The man inside (part one)

RUBY:

From Schwartz Media, I’m Ruby Jones, this is 7am.

In the early 2000’s in Western Sydney a gang war was running between largely Lebanese families.

The response at the time was a significant moment in racialised policing.

In the middle of the story is one man, Ramzi Aouad, who is in prison for life on the basis of testimony that has been criticised as being financially induced.

This is part one of a two-part episode. Reporting in this episode is by Mahmood Fazal.

RUBY:

Mahmood how did you come to know Ramzi Aouad and tell his story?

MAHMOOD:

I actually met the brother of Ramzi's co-accused in Brisbane... He told me the story of three men in their 20s being convicted to life imprisonment, and we were talking about what life meant in Australia and he said no, no...

It's life. It’s life without parole, like they throw away the key.

RUBY:

Mahmood Fazal wrote about this case for The Monthly magazine.

MAHMOOD:

In our first phone conversation, my first impressions of Ramzi were of kind of young kid.

Archival tape --

This call is originating from the Longbay Metropolitan Special Programs Center.

Archival tape -- Mahmood

Ramzi, how are you…

Archival tape -- Ramzi:

Good, how are you?

Archival tape -- Mahmood:

Yeah good. Is it alright for you to call at this time?

Archival tape -- Ramzi:

Yeah...

MAHMOOD:

He sounded like he was still in his early 20s. But he's older than me in his mid 30s now. So I was quite surprised. And he seemed like he'd come to terms with what his life has now become.

Archival tape -- Ramzi:

I didn’t want it to affect me too much I think.

Archival tape -- Mahmood:

Because you were young too.

Archival tape -- Ramzi:

Yeah I was young, I think I took it as a joke at the time. Probably hit me hard when I got a bit older.

MAHMOOD:

We were speaking a lot about the things we took for granted as kids; running amok on the streets. In the same way all young Muslim men in the early 2000s were trying to make sense of the world outside their home, outside their communities. We were in many ways trying to find our place, trying to fit in.

Archival tape -- Ramzi:

I’ll call you every day, inshallah, that’s fine...

MAHMOOD:

The more I read about Ramzi's story, I couldn't help but feel as though our lives were only a few bad decisions apart. My parents moved to Victoria to flee the Soviet invasion of Afghanistan. Ramzi's parents moved to New South Wales to flee the Lebanese civil war. We were both from the outer suburbs involved in crime. There were shootings. I'd lost several friends in their 20s to gun violence.

RUBY:

So, you felt this closeness, because of your similar experiences... You've been writing to Ramzi… He's been writing to you as well. Can you tell me a bit about what he’s said in his letters?

MAHMOOD:

Do you want me to read something out for you?

RUBY:

That would be great, yeah.

MAHMOOD:

And this was from the first letter he ever wrote to me. He writes, The first day of my sentence, I remember walking past the surrounding prison cells, all were numbered, ranging from 10 to 20 years. When I finally arrived at my cell, my door was not marked with any numbers or years. A life sentence never to be released, a death sentence.

RUBY:

Mahmood, let's go back to the beginning of all this. Can you tell me about what was happening with crime in western Sydney - in Punchbowl - in the early 2000s?

MAHMOOD:

Sure. I think it's best to set the scene a bit first. In the year 2000, the Skaf rape trials took place. They were highly publicized largely as a result of deliberate police leaks. Alan Jones described the attacks as Muslim rapes of Australian women before adding that they were the first signs of an Islamic hatred towards the community that welcomed them.

Archival tape -- Alan Jones

Well I tell you what kind of grubs this lot were, this lot were Middle Eastern grubs. You’re not allowed to say it but I’m saying it.

MAHMOOD:

The New South Wales Director of Public Prosecutions said ethnicity was a motivating factor, even though the judge presiding in the first trial stressed that she'd seen no evidence of any racial element in these crimes.

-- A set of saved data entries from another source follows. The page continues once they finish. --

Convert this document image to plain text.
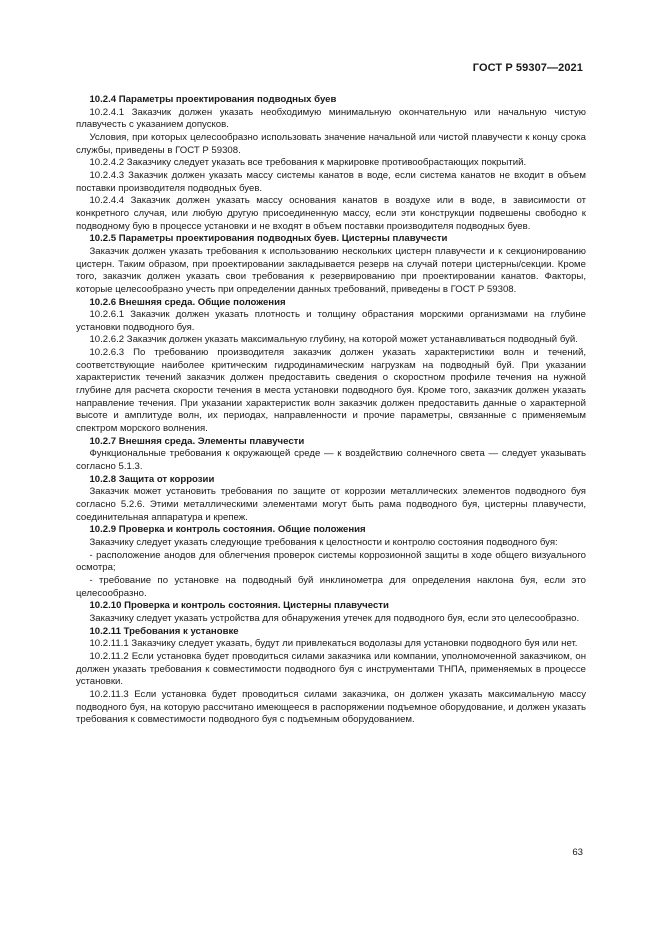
ГОСТ Р 59307—2021

10.2.4 Параметры проектирования подводных буев

10.2.4.1 Заказчик должен указать необходимую минимальную окончательную или начальную чистую плавучесть с указанием допусков.

Условия, при которых целесообразно использовать значение начальной или чистой плавучести к концу срока службы, приведены в ГОСТ Р 59308.

10.2.4.2 Заказчику следует указать все требования к маркировке противообрастающих покрытий.

10.2.4.3 Заказчик должен указать массу системы канатов в воде, если система канатов не входит в объем поставки производителя подводных буев.

10.2.4.4 Заказчик должен указать массу основания канатов в воздухе или в воде, в зависимости от конкретного случая, или любую другую присоединенную массу, если эти конструкции подвешены свободно к подводному бую в процессе установки и не входят в объем поставки производителя подводных буев.

10.2.5 Параметры проектирования подводных буев. Цистерны плавучести

Заказчик должен указать требования к использованию нескольких цистерн плавучести и к секционированию цистерн. Таким образом, при проектировании закладывается резерв на случай потери цистерны/секции. Кроме того, заказчик должен указать свои требования к резервированию при проектировании канатов. Факторы, которые целесообразно учесть при определении данных требований, приведены в ГОСТ Р 59308.

10.2.6 Внешняя среда. Общие положения

10.2.6.1 Заказчик должен указать плотность и толщину обрастания морскими организмами на глубине установки подводного буя.

10.2.6.2 Заказчик должен указать максимальную глубину, на которой может устанавливаться подводный буй.

10.2.6.3 По требованию производителя заказчик должен указать характеристики волн и течений, соответствующие наиболее критическим гидродинамическим нагрузкам на подводный буй. При указании характеристик течений заказчик должен предоставить сведения о скоростном профиле течения на нужной глубине для расчета скорости течения в места установки подводного буя. Кроме того, заказчик должен указать направление течения. При указании характеристик волн заказчик должен предоставить данные о характерной высоте и амплитуде волн, их периодах, направленности и прочие параметры, связанные с применяемым спектром морского волнения.

10.2.7 Внешняя среда. Элементы плавучести

Функциональные требования к окружающей среде — к воздействию солнечного света — следует указывать согласно 5.1.3.

10.2.8 Защита от коррозии

Заказчик может установить требования по защите от коррозии металлических элементов подводного буя согласно 5.2.6. Этими металлическими элементами могут быть рама подводного буя, цистерны плавучести, соединительная аппаратура и крепеж.

10.2.9 Проверка и контроль состояния. Общие положения

Заказчику следует указать следующие требования к целостности и контролю состояния подводного буя:

- расположение анодов для облегчения проверок системы коррозионной защиты в ходе общего визуального осмотра;

- требование по установке на подводный буй инклинометра для определения наклона буя, если это целесообразно.

10.2.10 Проверка и контроль состояния. Цистерны плавучести

Заказчику следует указать устройства для обнаружения утечек для подводного буя, если это целесообразно.

10.2.11 Требования к установке

10.2.11.1 Заказчику следует указать, будут ли привлекаться водолазы для установки подводного буя или нет.

10.2.11.2 Если установка будет проводиться силами заказчика или компании, уполномоченной заказчиком, он должен указать требования к совместимости подводного буя с инструментами ТНПА, применяемых в процессе установки.

10.2.11.3 Если установка будет проводиться силами заказчика, он должен указать максимальную массу подводного буя, на которую рассчитано имеющееся в распоряжении подъемное оборудование, и должен указать требования к совместимости подводного буя с подъемным оборудованием.

63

Archival tape -- Alan Jones

It’s hard to believe that young men brought up in modern Australia could behave in such a fashion, like wild animals.

MAHMOOD:

And then you add to that the Tampa affair

Archival tape -- John Howard

But we will decide who comes to this country and the circumstances in which they come.

MAHMOOD:

September 11, the Bali bombings, and sudden suddenly we're all supposed to be surprised in the wake of these events when the Human Rights and Equal Opportunity Commission finds that two thirds of Muslim and Arab Australians are saying they've experienced racism and racial vilification.

So this was a time when Middle Eastern crime in Sydney's westrern suburbs really fueled the fears of the Australian imagination.

Archival tape -- reporter:

The violence has again erupted on streets of Punchbowl in Sydney’s Southwest with criminal gangs targeting police…

MAHMOOD:

The Telopea street boys were central to this campaign. They were running drugs, intercepting police radio networks, launching death threats towards patrolling officers, and issuing bomb threats to the Bankstown police station.

Archival tape -- reporter:

On one occasion there we had the Lakemba police station the victim of a drive-by shooting.

MAHMOOD:

So what the New South Wales police did was that they decided to introduce a new police tactic called zero-tolerance policing. The strategy involved a highly visible police presence, enforcing every facet of the law.

RUBY:

And what kind of effect did that have?

MAHMOOD:

Well, I think the footage of the police raids on Telopea street really says it all.

Archival tape -- reporter:

Police swept into the notorious Punchbowl street at dawn. Within minutes more than 200 officers were in place, two blocks entirely surrounded.

MAHMOOD:

They looked like something out of a military parade. You've got over 200 police officers sent to raid the street on three separate occasions. There were helicopters and officers literally marching up and down a street that's not even a kilometer long.

Archival tape -- reporter:

Over a thousand arrests, with massive drug and firearm closing down business for good.

MAHMOOD:

It was a total theater. Once the New South Wales police had dismantled the Telopea Street Boys, there was a vacuum in that kind of drug operation. And according to police documents, Adnan “Eddie” Darwich stepped in to fill that void.

RUBY:

OK. So there was this void created in the drug market. Can you tell me more about what happened next?

MAHMOOD:

So at the time, there were two major families in control of the drug run throughout western Sydney - the Darwiches and the Razzaks. Although when we refer to the Darwich and Razzak families, we should stress that obviously not everyone in the family was a criminal. It was just a banner representing the leaders of each gang.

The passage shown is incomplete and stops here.